Why is there an output_string but not a read_string function?

In the Pervasives module, we have an output_string which takes care of writing a string on an output channel, even if the string is huge.

On the other hand, there is no read_string:in_channel -> string function that reads all the remaining text in an input channel (assuming it corresponds to a text file).

Is this deliberate ? I would naively have thought that reading and writing are rather symmetrical operations.

1 Like

What is string? The entire file? What if it’s too big/has no EOF?

It shouldn’t be hard to raise exceptions in those cases, should it ? It’s not very difficult to write a small function that does that, but I’m surprised that it’s not builtin.

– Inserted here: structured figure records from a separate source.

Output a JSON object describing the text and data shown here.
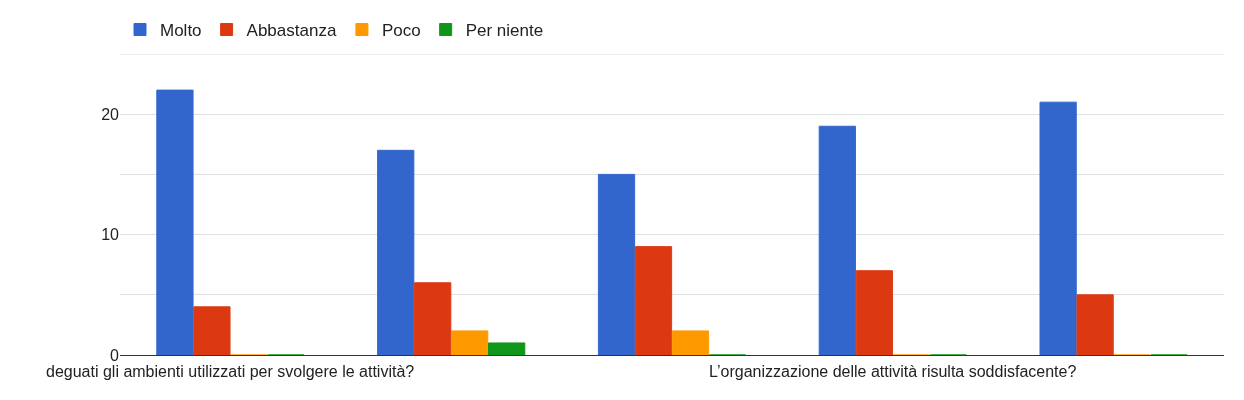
{
  "chart_data": {
    "type": "bar",
    "categories": [
      "deguati gli ambienti utilizzati per svolgere le attività?",
      null,
      null,
      "L’organizzazione delle attività risulta soddisfacente?",
      null
    ],
    "series": [
      {
        "name": "Molto",
        "color": "#3366cc",
        "values": [
          22,
          17,
          15,
          19,
          21
        ]
      },
      {
        "name": "Abbastanza",
        "color": "#dc3912",
        "values": [
          4,
          6,
          9,
          7,
          5
        ]
      },
      {
        "name": "Poco",
        "color": "#ff9900",
        "values": [
          0,
          2,
          2,
          0,
          0
        ]
      },
      {
        "name": "Per niente",
        "color": "#109618",
        "values": [
          0,
          1,
          0,
          0,
          0
        ]
      }
    ],
    "ylim": [
      0,
      25
    ],
    "yticks": [
      0,
      {
        "value": 5,
        "label": null
      },
      10,
      {
        "value": 15,
        "label": null
      },
      20,
      {
        "value": 25,
        "label": null
      }
    ],
    "grid": "y",
    "legend": "top left"
  }
}
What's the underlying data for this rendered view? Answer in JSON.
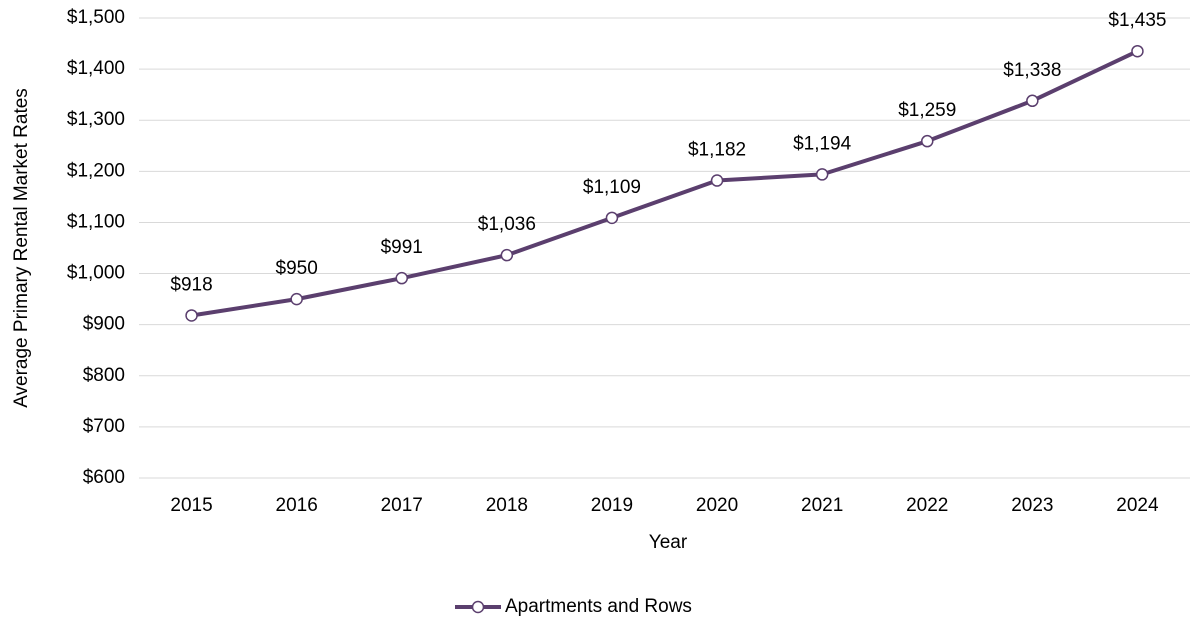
{
  "chart_data": {
    "type": "line",
    "categories": [
      "2015",
      "2016",
      "2017",
      "2018",
      "2019",
      "2020",
      "2021",
      "2022",
      "2023",
      "2024"
    ],
    "series": [
      {
        "name": "Apartments and Rows",
        "color": "#5b3f6e",
        "values": [
          918,
          950,
          991,
          1036,
          1109,
          1182,
          1194,
          1259,
          1338,
          1435
        ],
        "value_labels": [
          "$918",
          "$950",
          "$991",
          "$1,036",
          "$1,109",
          "$1,182",
          "$1,194",
          "$1,259",
          "$1,338",
          "$1,435"
        ]
      }
    ],
    "xlabel": "Year",
    "ylabel": "Average Primary Rental Market Rates",
    "ylim": [
      600,
      1500
    ],
    "yticks": [
      {
        "value": 600,
        "label": "$600"
      },
      {
        "value": 700,
        "label": "$700"
      },
      {
        "value": 800,
        "label": "$800"
      },
      {
        "value": 900,
        "label": "$900"
      },
      {
        "value": 1000,
        "label": "$1,000"
      },
      {
        "value": 1100,
        "label": "$1,100"
      },
      {
        "value": 1200,
        "label": "$1,200"
      },
      {
        "value": 1300,
        "label": "$1,300"
      },
      {
        "value": 1400,
        "label": "$1,400"
      },
      {
        "value": 1500,
        "label": "$1,500"
      }
    ],
    "grid": true,
    "legend": "bottom"
  }
}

I’m glad you asked, someone motivated could definitely
try and revive https://github.com/ocaml/ocaml/pull/640 which adds some
helpers to the stdlib’s IO. Good luck!

1 Like

I’m glad other people share my concerns too :slight_smile:

Indeed, this is quite useful when doing system programming.
Several libraries define such a function.
It is named string_of_file usually.
For example:

opam install ocaml-compiler-libs

Then use Misc.string_of_file.

1 Like

It is not too hard, because it is impossible to do “correctly”. The read operation on a file might block forever, e.g. a file on an NFS mount on a connection that went away.

I must point out that “compiler libs” (the set of modules that are part of the compiler implementation) give currently no guarantee about the stability of their API. You should only use it if you really need it and you know what you are doing.
So for a simple function such as string_of_file that can be implemented independently from the compiler codebase, you really should use any other library (containers, bos, base) instead of compiler libs.

1 Like

Or we could try to get @c-cube PR merged in the stdlib.

Sure, that would be nice as well.

Serious question: is anyone motivated to take the PR over? (not sure how easy it can be).

[oh, I see you really -do- mean “read the whole file into a string”]

This might make sense to put in a bolt-on library, but why would one put it in the core?

  1. it’s trivial to implement with really_input, a fixed-size read buffer, and the Buffer module.
  2. for anybody who doesn’t know what they’re doing, it’s a loaded gun lying around.
  3. For anybody who does know what they’re doing, see #1.

I found this code in my DAFT project:

  let string_of_file fn =
    let buff_size = 1024 in
    let buff = Buffer.create buff_size in
    let ic = open_in fn in
    let line_buff = Bytes.create buff_size in
    begin
      let was_read = ref (input ic line_buff 0 buff_size) in
      while !was_read <> 0 do
        Buffer.add_subbytes buff line_buff 0 !was_read;
        was_read := input ic line_buff 0 buff_size;
      done;
      close_in ic;
    end;
    Buffer.contents buff

Yep. I used to have one in my “utils” library. But recently I started using the “Bos” library for “convenient file I/O” and it’s got nice verbs for things like this – file contents, dir contents, etc.

Ok, I found the bos:

https://erratique.ch/software/bos

I do think the symmetric operation to output_string is called input_line in the stdlib:

val input_line in_channel -> string                                          
    Read characters from the given input channel, until a                       
    newline character is encountered. Return the string of                      
    all characters read, without the newline character at the end.              
    Raise [End_of_file] if the end of the file is reached                       
    at the beginning of line.   

Yeah, that’s some sweet code there.

I feel like I’m missing a punchline because nobody has mentioned core yet, but you can use In_channel.input_all if you install core.

https://ocaml.janestreet.com/ocaml-core/109.55.00/tmp/core_kernel/In_channel.html

A large group of OCaml devs has had these “wtf?” moments like yours wrt the standard library and released an overlay.

The same thing exists in Stdio, also by Jane Street.

This is an obvious need. Memory is cheap, and if you can load the entire file into a string, it makes sense to do so.

There’s something like that in all and every stdlib extension or alternative, including batteries and containers! Oftentimes it’s better to load a file in its entirety, so it won’t change (e.g. if a source file won’t fit in memory, a compiler will have trouble processing it!)